I asked former Michigan coach Lloyd Carr, in 2011, about the importance of bowl games. I wanted his opinion on whether bowls, other than the national championship, really mattered to teams. Carr could probably tell from my phrasing that I was skeptical.
“You’re darn right they matter,” he told me, reminding me that there’s a scoreboard in the stadium so you might as well try to win. He said it helped recruiting and gave the program momentum heading into the next season. Bowl games mattered; they were important.
You wouldn’t know it this season. At least three high-profile players, all running backs—juniors Christian McCaffrey (Stanford) and Leonard Fournette (LSU), and Baylor senior Shock Linwood—are skipping their bowl game to focus on preparing for the NFL Draft.
Fournette and McCaffrey, two likely first-round picks, both missed games because of injuries this season. While injuries were not mentioned in Stanford’s announcement of McCaffrey’s decision, LSU’s said that Fournette “continues to rehabilitate an ankle injury that has lingered for most of the season.”

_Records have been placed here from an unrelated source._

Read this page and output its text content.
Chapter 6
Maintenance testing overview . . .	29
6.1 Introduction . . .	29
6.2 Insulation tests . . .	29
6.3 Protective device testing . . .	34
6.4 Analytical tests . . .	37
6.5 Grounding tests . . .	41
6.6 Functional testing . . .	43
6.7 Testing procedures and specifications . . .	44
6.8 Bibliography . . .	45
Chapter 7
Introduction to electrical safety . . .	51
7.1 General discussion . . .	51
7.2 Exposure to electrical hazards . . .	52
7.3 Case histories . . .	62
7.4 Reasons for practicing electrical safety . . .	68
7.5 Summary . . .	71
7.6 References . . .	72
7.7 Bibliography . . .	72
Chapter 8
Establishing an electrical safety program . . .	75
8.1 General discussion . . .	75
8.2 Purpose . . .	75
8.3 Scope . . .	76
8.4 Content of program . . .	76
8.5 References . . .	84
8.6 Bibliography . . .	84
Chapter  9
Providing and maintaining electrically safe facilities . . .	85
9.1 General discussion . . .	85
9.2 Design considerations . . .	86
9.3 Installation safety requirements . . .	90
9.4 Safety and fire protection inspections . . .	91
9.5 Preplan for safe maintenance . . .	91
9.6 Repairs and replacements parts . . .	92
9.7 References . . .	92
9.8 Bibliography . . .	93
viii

Would these players be sitting out if their teams had made the playoffs? Alabama coach Nick Saban implied they would not. “All anybody talks about is the playoff,” he said at a press conference on Wednesday. “We have a whole bunch of other bowl games that people don’t think are all that important. So if you don’t think it’s important, all of a sudden the players don’t think it’s important. So you can’t really blame the players.”
While this doesn’t prove anything, so far no players have said they will voluntarily skip either playoff game: the Fiesta Bowl between Ohio State and Clemson and the Sugar Bowl between Alabama and Washington.

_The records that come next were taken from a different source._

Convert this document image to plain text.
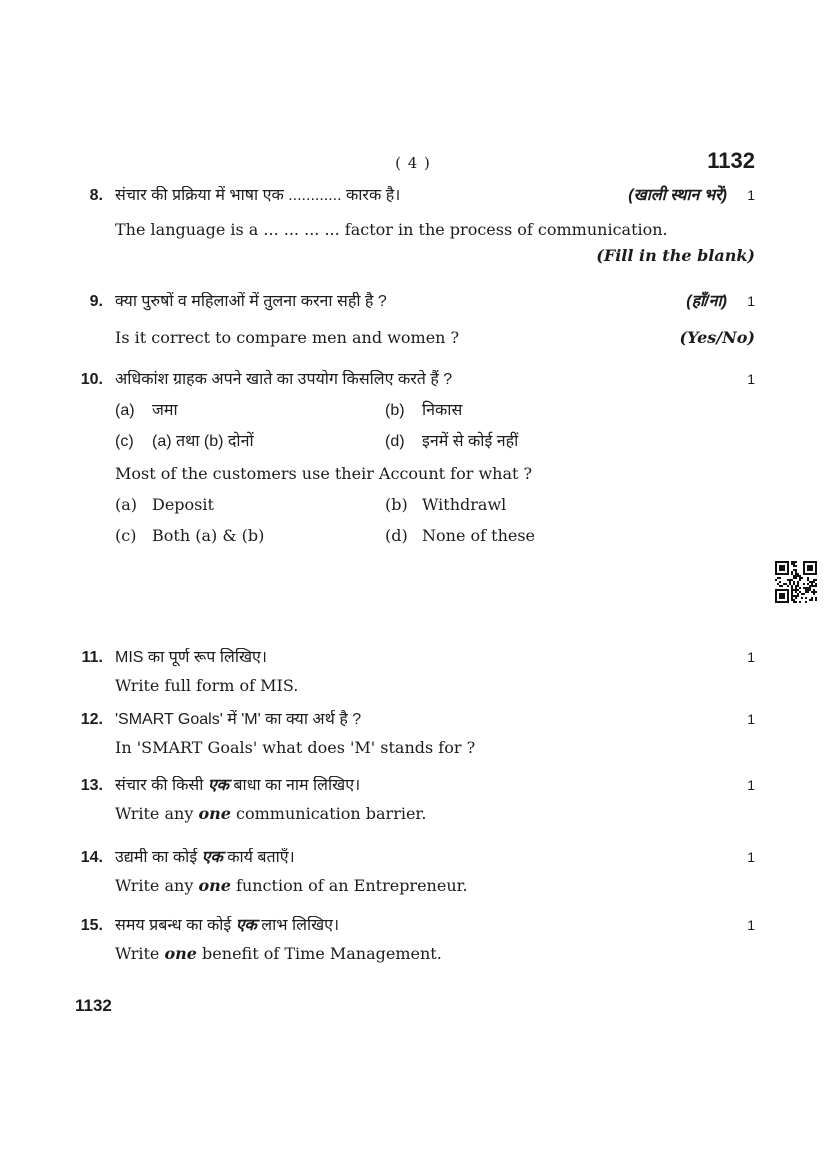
( 4 )	1132
8. संचार की प्रक्रिया में भाषा एक ............ कारक है।	(खाली स्थान भरें)	1
The language is a ... ... ... ... factor in the process of communication.
(Fill in the blank)
9. क्या पुरुषों व महिलाओं में तुलना करना सही है ?	(हाँ/ना)	1
Is it correct to compare men and women ?	(Yes/No)
10. अधिकांश ग्राहक अपने खाते का उपयोग किसलिए करते हैं ?	1
(a)	जमा	(b)	निकास
(c)	(a) तथा (b) दोनों	(d)	इनमें से कोई नहीं
Most of the customers use their Account for what ?
(a) Deposit	(b) Withdrawl
(c) Both (a) & (b)	(d) None of these
11. MIS का पूर्ण रूप लिखिए।	1
Write full form of MIS.
12. 'SMART Goals' में 'M' का क्या अर्थ है ?	1
In 'SMART Goals' what does 'M' stands for ?
13. संचार की किसी एक बाधा का नाम लिखिए।	1
Write any one communication barrier.
14. उद्यमी का कोई एक कार्य बताएँ।	1
Write any one function of an Entrepreneur.
15. समय प्रबन्ध का कोई एक लाभ लिखिए।	1
Write one benefit of Time Management.
1132
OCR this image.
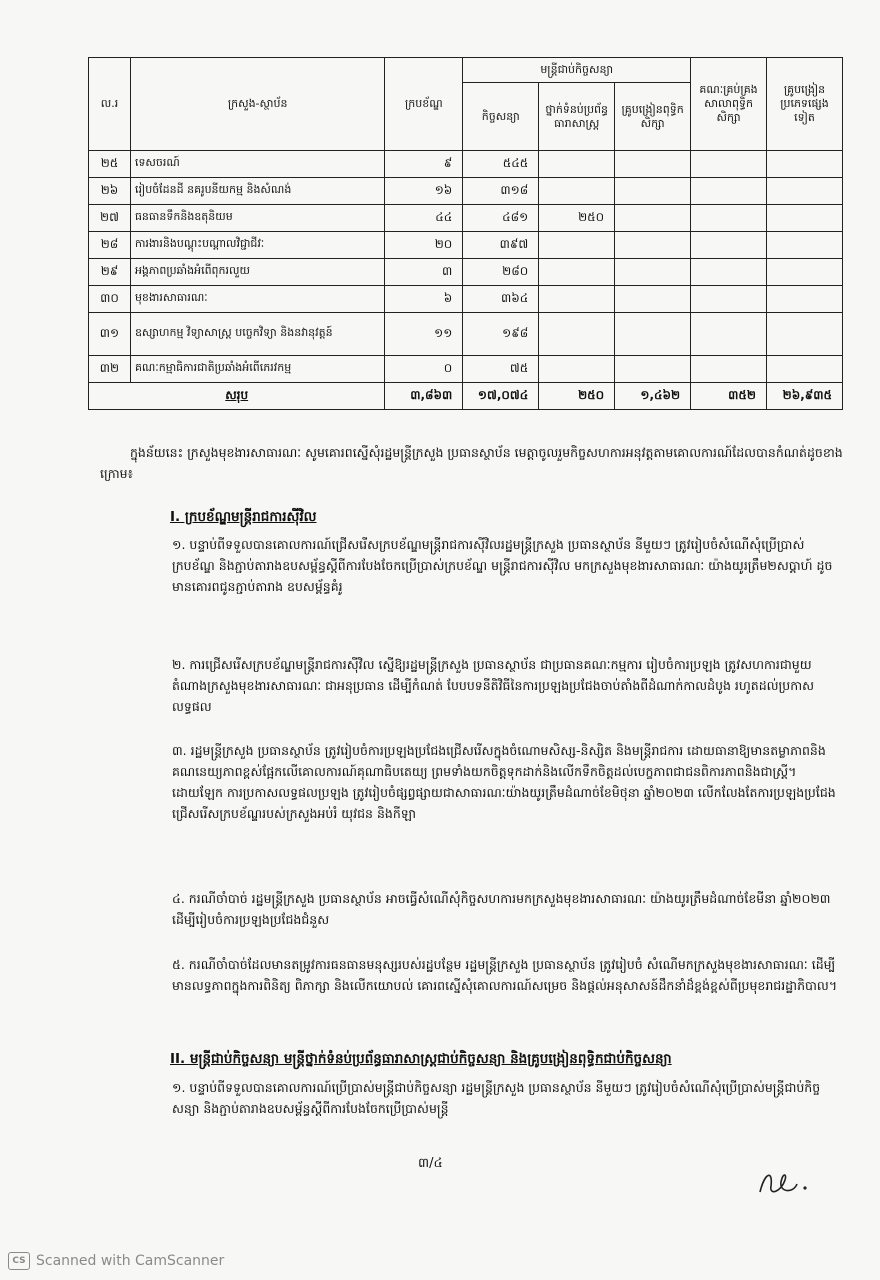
ល.រ	ក្រសួង-ស្ថាប័ន	ក្របខ័ណ្ឌ	មន្ត្រីជាប់កិច្ចសន្យា			គណៈគ្រប់គ្រងសាលាពុទ្ធិកសិក្សា	គ្រូបង្រៀនប្រភេទផ្សេងទៀត
			កិច្ចសន្យា	ថ្នាក់ទំនប់ប្រព័ន្ធធារាសាស្ត្រ	គ្រូបង្រៀនពុទ្ធិកសិក្សា		
២៥	ទេសចរណ៍	៩	៥៤៥				
២៦	រៀបចំដែនដី នគរូបនីយកម្ម និងសំណង់	១៦	៣១៨				
២៧	ធនធានទឹកនិងឧតុនិយម	៤៤	៤៨១	២៥០			
២៨	ការងារនិងបណ្តុះបណ្តាលវិជ្ជាជីវៈ	២០	៣៩៧				
២៩	អង្គភាពប្រឆាំងអំពើពុករលួយ	៣	២៨០				
៣០	មុខងារសាធារណៈ	៦	៣៦៤				
៣១	ឧស្សាហកម្ម វិទ្យាសាស្ត្រ បច្ចេកវិទ្យា និងនវានុវត្តន៍	១១	១៩៨				
៣២	គណៈកម្មាធិការជាតិប្រឆាំងអំពើភេរវកម្ម	០	៧៥				
សរុប		៣,៨៦៣	១៧,០៧៤	២៥០	១,៤៦២	៣៥២	២៦,៩៣៥
ក្នុងន័យនេះ ក្រសួងមុខងារសាធារណៈ សូមគោរពស្នើសុំរដ្ឋមន្ត្រីក្រសួង ប្រធានស្ថាប័ន មេត្តាចូលរួមកិច្ចសហការអនុវត្តតាមគោលការណ៍ដែលបានកំណត់ដូចខាងក្រោម៖
I. ក្របខ័ណ្ឌមន្ត្រីរាជការស៊ីវិល
១. បន្ទាប់ពីទទួលបានគោលការណ៍ជ្រើសរើសក្របខ័ណ្ឌមន្ត្រីរាជការស៊ីវិលរដ្ឋមន្ត្រីក្រសួង ប្រធានស្ថាប័ន នីមួយៗ ត្រូវរៀបចំសំណើសុំប្រើប្រាស់ក្របខ័ណ្ឌ និងភ្ជាប់តារាងឧបសម្ព័ន្ធស្តីពីការបែងចែកប្រើប្រាស់ក្របខ័ណ្ឌ មន្ត្រីរាជការស៊ីវិល មកក្រសួងមុខងារសាធារណៈ យ៉ាងយូរត្រឹម២សប្តាហ៍ ដូចមានគោរពជូនភ្ជាប់តារាង ឧបសម្ព័ន្ធគំរូ
២. ការជ្រើសរើសក្របខ័ណ្ឌមន្ត្រីរាជការស៊ីវិល ស្នើឱ្យរដ្ឋមន្ត្រីក្រសួង ប្រធានស្ថាប័ន ជាប្រធានគណៈកម្មការ រៀបចំការប្រឡង ត្រូវសហការជាមួយតំណាងក្រសួងមុខងារសាធារណៈ ជាអនុប្រធាន ដើម្បីកំណត់ បែបបទនីតិវិធីនៃការប្រឡងប្រជែងចាប់តាំងពីដំណាក់កាលដំបូង រហូតដល់ប្រកាសលទ្ធផល
៣. រដ្ឋមន្ត្រីក្រសួង ប្រធានស្ថាប័ន ត្រូវរៀបចំការប្រឡងប្រជែងជ្រើសរើសក្នុងចំណោមសិស្ស-និស្សិត និងមន្ត្រីរាជការ ដោយធានាឱ្យមានតម្លាភាពនិងគណនេយ្យភាពខ្ពស់ផ្អែកលើគោលការណ៍គុណាធិបតេយ្យ ព្រមទាំងយកចិត្តទុកដាក់និងលើកទឹកចិត្តដល់បេក្ខភាពជាជនពិការភាពនិងជាស្ត្រី។ ដោយឡែក ការប្រកាសលទ្ធផលប្រឡង ត្រូវរៀបចំផ្សព្វផ្សាយជាសាធារណៈយ៉ាងយូរត្រឹមដំណាច់ខែមិថុនា ឆ្នាំ២០២៣ លើកលែងតែការប្រឡងប្រជែងជ្រើសរើសក្របខ័ណ្ឌរបស់ក្រសួងអប់រំ យុវជន និងកីឡា
៤. ករណីចាំបាច់ រដ្ឋមន្ត្រីក្រសួង ប្រធានស្ថាប័ន អាចធ្វើសំណើសុំកិច្ចសហការមកក្រសួងមុខងារសាធារណៈ យ៉ាងយូរត្រឹមដំណាច់ខែមីនា ឆ្នាំ២០២៣ ដើម្បីរៀបចំការប្រឡងប្រជែងជំនួស
៥. ករណីចាំបាច់ដែលមានតម្រូវការធនធានមនុស្សរបស់រដ្ឋបន្ថែម រដ្ឋមន្ត្រីក្រសួង ប្រធានស្ថាប័ន ត្រូវរៀបចំ សំណើមកក្រសួងមុខងារសាធារណៈ ដើម្បីមានលទ្ធភាពក្នុងការពិនិត្យ ពិភាក្សា និងលើកយោបល់ គោរពស្នើសុំគោលការណ៍សម្រេច និងផ្តល់អនុសាសន៍ដឹកនាំដ៏ខ្ពង់ខ្ពស់ពីប្រមុខរាជរដ្ឋាភិបាល។
II. មន្ត្រីជាប់កិច្ចសន្យា មន្ត្រីថ្នាក់ទំនប់ប្រព័ន្ធធារាសាស្ត្រជាប់កិច្ចសន្យា និងគ្រូបង្រៀនពុទ្ធិកជាប់កិច្ចសន្យា
១. បន្ទាប់ពីទទួលបានគោលការណ៍ប្រើប្រាស់មន្ត្រីជាប់កិច្ចសន្យា រដ្ឋមន្ត្រីក្រសួង ប្រធានស្ថាប័ន នីមួយៗ ត្រូវរៀបចំសំណើសុំប្រើប្រាស់មន្ត្រីជាប់កិច្ចសន្យា និងភ្ជាប់តារាងឧបសម្ព័ន្ធស្តីពីការបែងចែកប្រើប្រាស់មន្ត្រី
៣/៤
CS Scanned with CamScanner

In theory, bowl placement should not matter. If LSU had a shot a winning it all, it still wouldn’t change Fournette’s health. The risk of injury would only increase for a player appearing in not just a semifinal but also a potential national championship after that. That being said, I just can’t imagine these players making the same decision if they were in the playoffs.
I won’t rip these kids, but their way of thinking is confusing. If the lure of NFL money is all that matters, Fournette may have been wise to sit out this entire season. Or—and I realize this sounds absurd—he could have focused on individual training as soon as he was named the No. 1 prospect coming out of high school. I’m wondering how McCaffrey’s 30 carries in Stanford’s regular season finale against Rice improved his draft stock. Why suit up then but not in the bowl game?
Professional sports drafts are so much about potential and upside. Former NBA player Jason Kapono once joked that he would have been a lottery pick if he’d left college after one year, moved overseas, and changed his name to Kaponovich. When less is known about you, teams can fantasize about how good you might be.
Many former players are criticizing McCaffrey, Fournette, and Linwood. Plenty of current players have been asked about them, and the consensus is that they understand the decision but wouldn’t make the same choice. For the time being, most players still agree with Lloyd Carr.